Joachim
Erinnert ihr euch noch als in den 1990ern die Handys aufkamen? Zunächst war es nur ein Phänomen der Angeber, die glaubten immer erreichbar sein zu müssen, und der armen Schweine, die tatsächlich immer erreichbar sein mussten. Aber ziemlich bald war es ein Massenphänomen. Nach so vielen Jahren extensiver Handynutzung, sollte es sich doch eigentlich herumgesprochen haben, dass die Strahlung nicht wirklich schädlich sein kann. Was, meint ihr, ist die beste Möglichkeit, Zweifler davon zu überzeugen, dass Handystrahlung harmlos ist?
Dierk
Wenn ich überlege, wie lange es bereits Funktelefone gibt – das geht ja noch weiter zurück, wurde ab den 90ern nur eine Massenbewegung -, sollte das den Menschen schon sagen, dass es da nichts gibt. Immerhin ist in der Zeit, in der die Mobilfonnutzung massiv zugenommen hat, eine Steigerung der Hirntumorraten ausgeblieben.
Joachim
Das ist auf den Punkt geantwortet, da könnten wir jetzt aufhören zu diskutieren.

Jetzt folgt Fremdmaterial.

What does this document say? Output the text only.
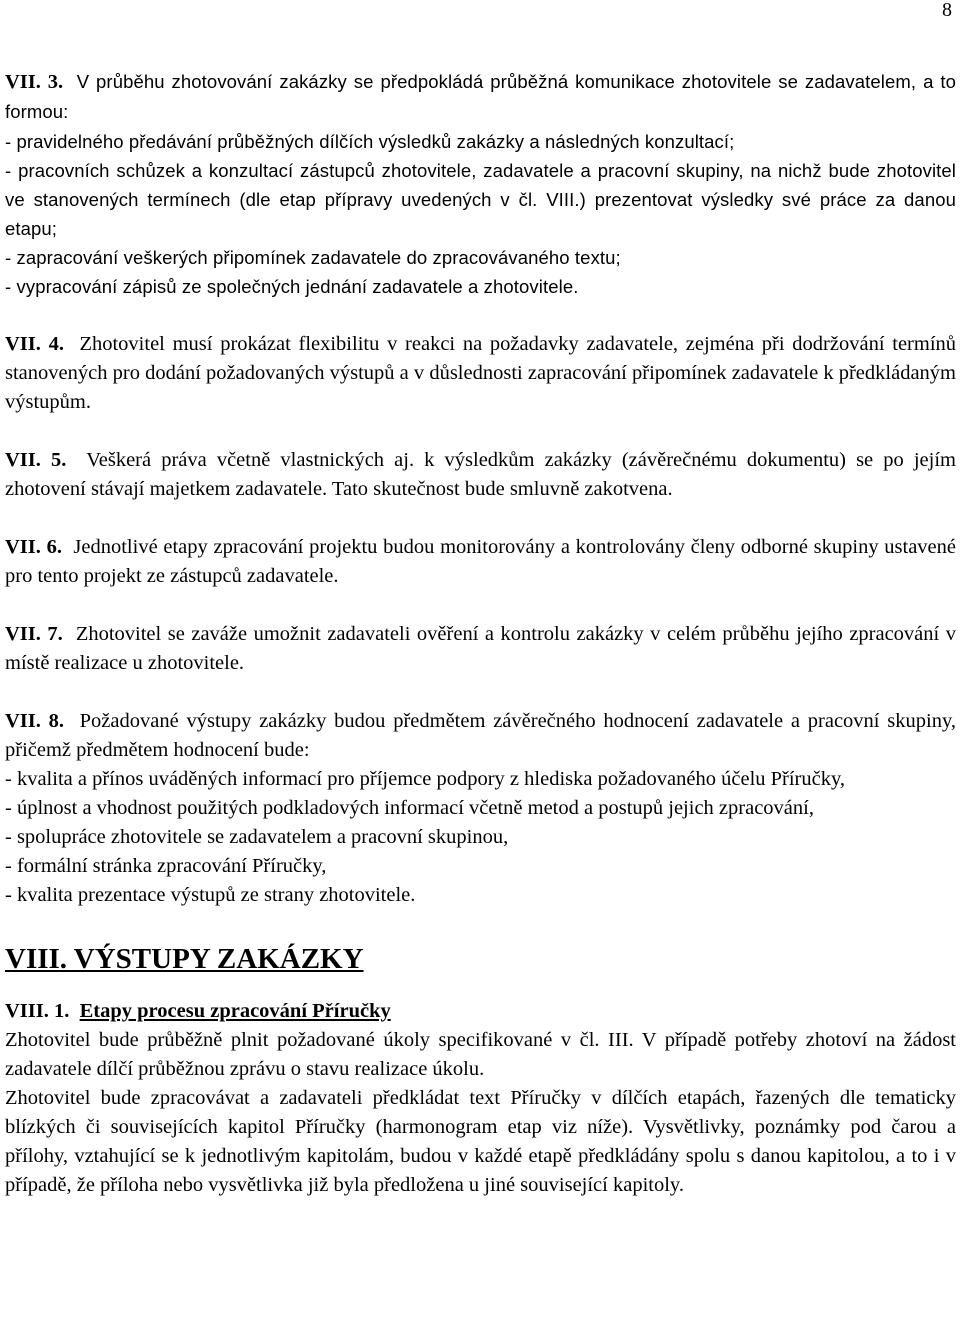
8

VII. 3. V průběhu zhotovování zakázky se předpokládá průběžná komunikace zhotovitele se zadavatelem, a to formou:

- pravidelného předávání průběžných dílčích výsledků zakázky a následných konzultací;
- pracovních schůzek a konzultací zástupců zhotovitele, zadavatele a pracovní skupiny, na nichž bude zhotovitel ve stanovených termínech (dle etap přípravy uvedených v čl. VIII.) prezentovat výsledky své práce za danou etapu;
- zapracování veškerých připomínek zadavatele do zpracovávaného textu;
- vypracování zápisů ze společných jednání zadavatele a zhotovitele.

VII. 4. Zhotovitel musí prokázat flexibilitu v reakci na požadavky zadavatele, zejména při dodržování termínů stanovených pro dodání požadovaných výstupů a v důslednosti zapracování připomínek zadavatele k předkládaným výstupům.

VII. 5. Veškerá práva včetně vlastnických aj. k výsledkům zakázky (závěrečnému dokumentu) se po jejím zhotovení stávají majetkem zadavatele. Tato skutečnost bude smluvně zakotvena.

VII. 6. Jednotlivé etapy zpracování projektu budou monitorovány a kontrolovány členy odborné skupiny ustavené pro tento projekt ze zástupců zadavatele.

VII. 7. Zhotovitel se zaváže umožnit zadavateli ověření a kontrolu zakázky v celém průběhu jejího zpracování v místě realizace u zhotovitele.

VII. 8. Požadované výstupy zakázky budou předmětem závěrečného hodnocení zadavatele a pracovní skupiny, přičemž předmětem hodnocení bude:

- kvalita a přínos uváděných informací pro příjemce podpory z hlediska požadovaného účelu Příručky,
- úplnost a vhodnost použitých podkladových informací včetně metod a postupů jejich zpracování,
- spolupráce zhotovitele se zadavatelem a pracovní skupinou,
- formální stránka zpracování Příručky,
- kvalita prezentace výstupů ze strany zhotovitele.
VIII. VÝSTUPY ZAKÁZKY

VIII. 1. Etapy procesu zpracování Příručky

Zhotovitel bude průběžně plnit požadované úkoly specifikované v čl. III. V případě potřeby zhotoví na žádost zadavatele dílčí průběžnou zprávu o stavu realizace úkolu.

Zhotovitel bude zpracovávat a zadavateli předkládat text Příručky v dílčích etapách, řazených dle tematicky blízkých či souvisejících kapitol Příručky (harmonogram etap viz níže). Vysvětlivky, poznámky pod čarou a přílohy, vztahující se k jednotlivým kapitolám, budou v každé etapě předkládány spolu s danou kapitolou, a to i v případě, že příloha nebo vysvětlivka již byla předložena u jiné související kapitoly.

Aber ich glaube nicht, dass Statistik die Menschen beruhigen kann. Es ist sicher richtig, dass Handystrahlung das Risiko einer schweren Krankheit nicht messbar erhöht, sonst wäre es längst gemessen worden. Aber als einzelner Mensch frage ich nicht nach Wahrscheinlichkeiten, sondern ob ich durch Handystrahlung erkranken könnte. Es ist ein bisschen wie mit dem Lotto-Spielen: Das Ausfüllen eines Lottoscheins erhöht meine Chance, Millionär zu werden, kaum. Dennoch spielen viele Menschen Lotto mit der Hoffnung auf einen Hauptgewinn. Genau so erzeugt allein der Gedanke Angst, man könnte durch Handystrahlung so was Furchbares wie Krebs bekommen. Dass fast alle anderen es nicht bekommen, ist da kein Trost.
jhermes
Doch, ich glaube, Fakten können helfen, wenn man sie denn auch wirklich anbringt. “Wäre es schon längst gemessen worden” ist keine stichhaltige Aussage. Was ist denn die durchschnittliche Inkubationszeit von Gehirntumoren? Wenn die erst nach 25 Jahren eine Größe erreichen, die ihre Entdeckung möglich macht, dann ist die Handystrahlung-induzierte Tumorwelle einfach noch gar nicht aufgelaufen. Nicht, dass ich das für wahrscheinlich halten würde, aber genau eine solche Gedanken können Leuten Angst machen, v.a. weil der Begriff “Strahlung” bei den meisten übel konnotiert ist. Vielleicht hülfe da eine Belehrung zum Unterschied von ionisierender und nicht-ionisierender Strahlung?
Lars
Ich denke auch, dass es erst einmal sinnvoll ist, die Ängste ernst zu nehmen, und entsprechend die Studien anzusprechen, die eine positive Korrelation zwischen Hirntumoren und Handys gefunden haben. Der Punkt ist ja, dass selbst in den Studien die absolute Inzidenz der Tumore extrem gering ist. In den Medien stehen dann halt nur immer die relativen Wahrscheinlichkeiten drin. Man kann dann erstmal quasi als worst-case-Szenario erklären, dass selbst das größte jemals in einer Studie gefundene Risiko in realen Zahlen immer noch winzig ist.
Dierk
Es ist ja nicht so, als hätten Physiker, Mediziner und Epidemiologen nicht immer wieder die Fakten erläutert. Und zwar seit die Angst vor den unsichtbaren Strahlen in den 1950ern aufkam. Meines Wissens gibt es eine bis heute andauernde Langzeitstudie zur Gesundheitsgefährdung durch Hochspannungsmasten in den USA mit zigtausenden Teilnehmern. Ergebnis bisher: Nada, da muss weiter gekuckt werden, bis irgendjemand eine schwache Korrelation zu irgendwas findet.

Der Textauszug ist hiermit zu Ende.